Um Auditor-Fiscal do Trabalho negro incomoda muito mais
Sim, sou Auditor-Fiscal do Trabalho, negro, aprovado em concurso público (1995) quando não se falava de reservas de cotas para afrodescendentes, indígena e quilombolas.
Cansei de perceber expressões de surpresa diante do fato de que sou possuidor de diploma de três cursos superiores, duas pós-graduações, que escrevo artigos jurídicos (inclusive premiados), que possuo livros publicados, que sou oriundo do serviço público, passando pelas esferas municipal, estadual e federal.
Se a presença de um Auditor-Fiscal do Trabalho já é, por si só, capaz de gerar incômodo em determinadas empresas, a atuação de um Auditor-Fiscal negro em ambientes predominantemente não negros costuma provocar ainda maior resistência.
Em razão do pacto de branquitude, verifica-se, no âmbito das relações organizacionais, dificuldade de integrantes do grupo social historicamente dominante em reconhecer pessoas negras em condição de plena paridade, sobretudo quando estas ocupam posições de destaque e demonstram alto desempenho no cumprimento de metas institucionais.
Essa resistência torna-se ainda mais evidente no exercício de atribuições fiscalizatórias externas, quando o profissional negro detém competência para exigir a apresentação de documentos, solicitar informações de fornecimento obrigatório, requerer acesso irrestrito aos ambientes de trabalho ou determinar a adequação de práticas empresariais em desconformidade com a legislação trabalhista vigente.
Certamente é por conta desse pacto que ouvi a seguinte frase de uma preposta: “Você não tem direito de estar aqui”. Eu reflito: “Você” é quem? “Aqui”... é onde? Na verdade a frase esconde um racismo, cujo seu verdadeiro teor se interpreta da seguinte forma: “você” é um AFT negro, sua identidade fiscal não deve ser oficial”. “Aqui” é uma empresa em que todos os trabalhadores são brancos, inclusive os sócios.
É neste contexto de pacto da branquitude que não se pode admitir uma mulher negra na bancada de um dos maiores telejornais brasileiro, atuando em horário nobre.

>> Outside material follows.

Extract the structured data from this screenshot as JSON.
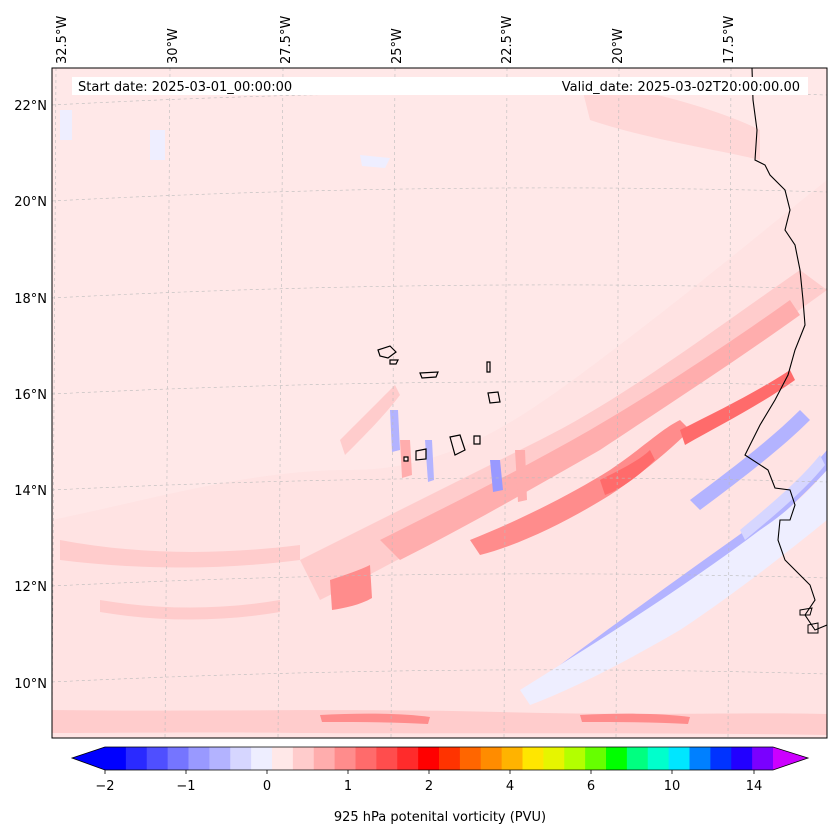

Da mesma forma que causa espécie saber que Ruy Barbosa, o Águia de Haia, era negro e que é igualmente escandaloso considerar um Jesus negro, pobre, que pisou o chão das periferias de um aldeia sem importância, oprimido por um Estado dominante.
A presença de um AFT negro incomoda a estrutura de poder do próprio órgão, formada por pessoas brancas, quando questões legais são discutidas e decididas com argumentação frágil, mal motivadas, concedendo a oportunidade do contraditório apenas para falsear o direito à ampla defesa.
Todavia, há casos em que decisões denegatórias não tem como se sustentar diante da estrita legalidade. Para não ficar no subjetivismo, três pautas em que tiveram mudança normativa e/ou procedimental: a) a questão de diárias, mediante a normatização do direito quando há deslocamento e pernoite em região limítrofe à sede da gerência; b) o direito de usar veículo oficial, independente da área ser próxima ou distante da sede; c) o direito ao gozo da licença capacitação.
O Dia da Consciência Negra é um momento para refletir que, quando vemos pessoas negras alcançando posições de destaque, isso não ocorre por acaso: trata-se de resultado de oportunidades concretas de estudo, formação e condições reais para competir em igualdade com os não negros.
É também um dia para reafirmar a necessidade de reparação histórica pelos séculos de escravização, cujas consequências permanecem visíveis no presente. É tempo de reivindicar políticas estruturantes que assegurem ao povo negro acesso efetivo aos espaços de poder e protagonismo, superando, de forma definitiva, a lógica social que ainda reproduz a senzala em novas formas.
É tempo em que um Auditor-Fiscal do Trabalho pode até incomodar, mas não pelo fato de ser negro.